Думаю, мой друг однажды станет президентом, если, конечно, захочет. Ну а пока он нашел свое место в генштабе. Сейчас он один из тех, о ком абсолютно ничего не пишут в прессе, но кто принимает ключевые решения, от которых зависит международная обстановка. За моими ботинками он, однако, регулярно продолжает приходить, точнее, прилетать. Благо служебное положение позволяет ему это делать с комфортом и бесплатно. Последний раз, правда, он не смог отправиться ко мне за ними лично, поэтому прислал своего курьера. В мире происходил какой-то серьезный кризис, и мой друг должен был неотлучно находиться при министре обороны. В Новосибирск за ботинками и обратно его посыльный добирался на сверхзвуковом истребителе с несколькими дозаправками в воздухе. Но возвращал обувь друг сам лично, как обычно, в придачу с неизменной бутылкой красного сухого вина; в тот раз это оказалось «Телиани». Судя по его уставшим глазам, кризис был нешуточный. У меня есть некоторые основания подозревать, что дело пахло даже Третьей мировой. Поэтому без всякой ложной скромности могу считать, что человечество кое в чем мне весьма обязано.
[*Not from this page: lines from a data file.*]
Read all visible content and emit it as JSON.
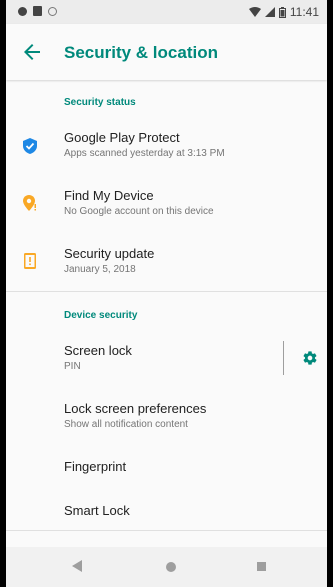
{
  "status_bar": {
    "time": "11:41"
  },
  "app_bar": {
    "title": "Security & location",
    "back_icon": "arrow-left-icon"
  },
  "sections": {
    "security_status": {
      "header": "Security status",
      "items": [
        {
          "title": "Google Play Protect",
          "subtitle": "Apps scanned yesterday at 3:13 PM",
          "icon": "shield-check-icon",
          "color": "#1e88e5"
        },
        {
          "title": "Find My Device",
          "subtitle": "No Google account on this device",
          "icon": "location-alert-icon",
          "color": "#f9a825"
        },
        {
          "title": "Security update",
          "subtitle": "January 5, 2018",
          "icon": "security-update-icon",
          "color": "#f9a825"
        }
      ]
    },
    "device_security": {
      "header": "Device security",
      "items": [
        {
          "title": "Screen lock",
          "subtitle": "PIN",
          "settings_icon": "gear-icon"
        },
        {
          "title": "Lock screen preferences",
          "subtitle": "Show all notification content"
        },
        {
          "title": "Fingerprint"
        },
        {
          "title": "Smart Lock"
        }
      ]
    }
  },
  "colors": {
    "accent": "#00897b",
    "text_primary": "#212121",
    "text_secondary": "#757575"
  }
}
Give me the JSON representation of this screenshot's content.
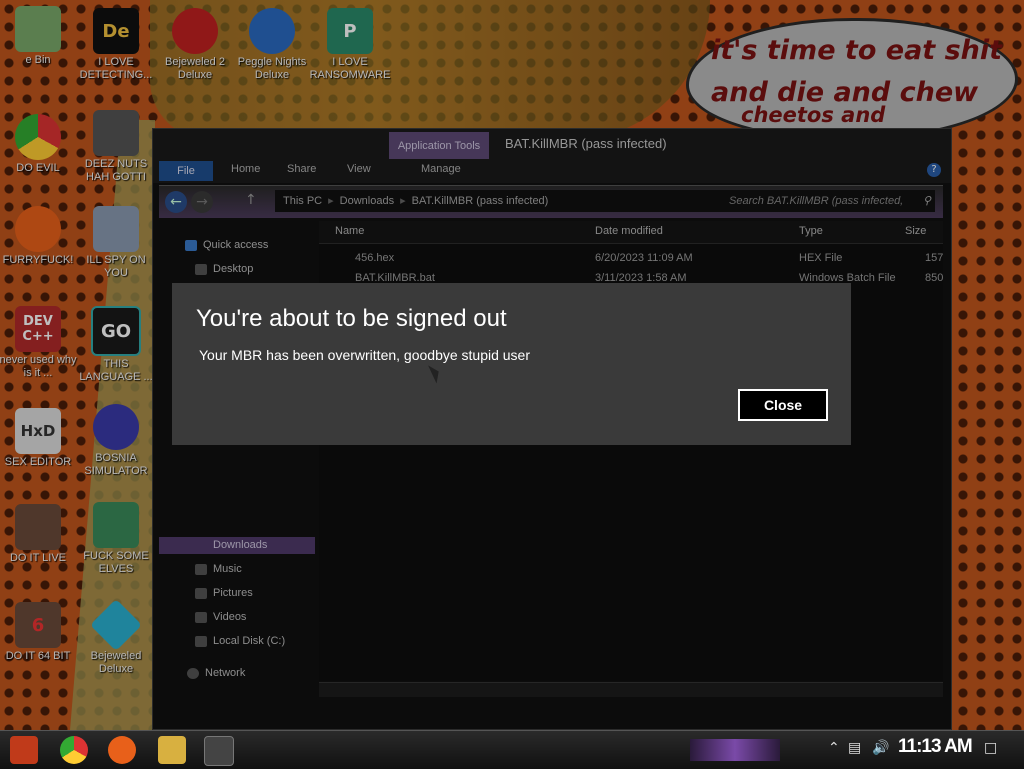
{
  "speech_bubble": {
    "line1": "it's time to eat shit",
    "line2": "and die and chew",
    "line3": "cheetos and"
  },
  "desktop_icons": [
    {
      "label": "e Bin"
    },
    {
      "label": "I LOVE DETECTING..."
    },
    {
      "label": "Bejeweled 2 Deluxe"
    },
    {
      "label": "Peggle Nights Deluxe"
    },
    {
      "label": "I LOVE RANSOMWARE"
    },
    {
      "label": "DO EVIL"
    },
    {
      "label": "DEEZ NUTS HAH GOTTI"
    },
    {
      "label": "FURRYFUCK!"
    },
    {
      "label": "ILL SPY ON YOU"
    },
    {
      "label": "never used why is it ..."
    },
    {
      "label": "THIS LANGUAGE ..."
    },
    {
      "label": "SEX EDITOR"
    },
    {
      "label": "BOSNIA SIMULATOR"
    },
    {
      "label": "DO IT LIVE"
    },
    {
      "label": "FUCK SOME ELVES"
    },
    {
      "label": "DO IT 64 BIT"
    },
    {
      "label": "Bejeweled Deluxe"
    }
  ],
  "icon_glyphs": {
    "dev": "DEV C++",
    "go": "GO",
    "hxd": "HxD",
    "de": "De",
    "six": "6"
  },
  "explorer": {
    "window_title": "BAT.KillMBR (pass infected)",
    "app_tools": "Application Tools",
    "tabs": {
      "file": "File",
      "home": "Home",
      "share": "Share",
      "view": "View",
      "manage": "Manage"
    },
    "breadcrumbs": [
      "This PC",
      "Downloads",
      "BAT.KillMBR (pass infected)"
    ],
    "search_placeholder": "Search BAT.KillMBR (pass infected,",
    "nav": {
      "quick_access": "Quick access",
      "desktop": "Desktop",
      "downloads": "Downloads",
      "music": "Music",
      "pictures": "Pictures",
      "videos": "Videos",
      "local_disk": "Local Disk (C:)",
      "network": "Network"
    },
    "columns": {
      "name": "Name",
      "date": "Date modified",
      "type": "Type",
      "size": "Size"
    },
    "files": [
      {
        "name": "456.hex",
        "date": "6/20/2023 11:09 AM",
        "type": "HEX File",
        "size": "157"
      },
      {
        "name": "BAT.KillMBR.bat",
        "date": "3/11/2023 1:58 AM",
        "type": "Windows Batch File",
        "size": "850"
      }
    ]
  },
  "dialog": {
    "title": "You're about to be signed out",
    "message": "Your MBR has been overwritten, goodbye stupid user",
    "close_label": "Close"
  },
  "taskbar": {
    "time": "11:13 AM"
  },
  "colors": {
    "dialog_bg": "#3a3a3a",
    "accent_purple": "#5e4a76",
    "file_tab": "#1f4f8f"
  }
}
Пожалуй, я уже достаточно рассказал об отношении к своему парадному мундиру, и теперь можно, наконец, приступить непосредственно к самой истории, которую я тебе обещал поведать.

Как я уже успел упомянуть, один день в неделю я в обязательном порядке посвящал его чистке. Так было и в ту памятную субботу, когда я, бережно достав из шкафа мундир и повесив его на крючок, заметил вдруг на второй по счету, если смотреть от воротника, пуговице темное пятнышко. Признаться, в первое мгновение я даже обрадовался, поскольку в этот раз чистка костюма перестала быть для меня чисто ритуальным действом. Я не спеша подошел к тумбочке возле кровати, нашел в верхнем ящичке специальную замшевую тряпочку, которой обычно начищал пряжку от ремня, и вдумчиво начал тереть этой тряпочкой пуговицу. Примерно через минуту я решил оценить результаты своих усилий. К моему удивлению, пятнышко никуда не исчезло. Более того, на хорошо очищенном блестящем металле оно стало выделяться гораздо четче прежнего. От досады я даже присвистнул. Немного поразмыслив, я выдавил на тряпочку крошечную капельку зубной пасты и продолжил свои старания, не особо, впрочем, рассчитывая на результат.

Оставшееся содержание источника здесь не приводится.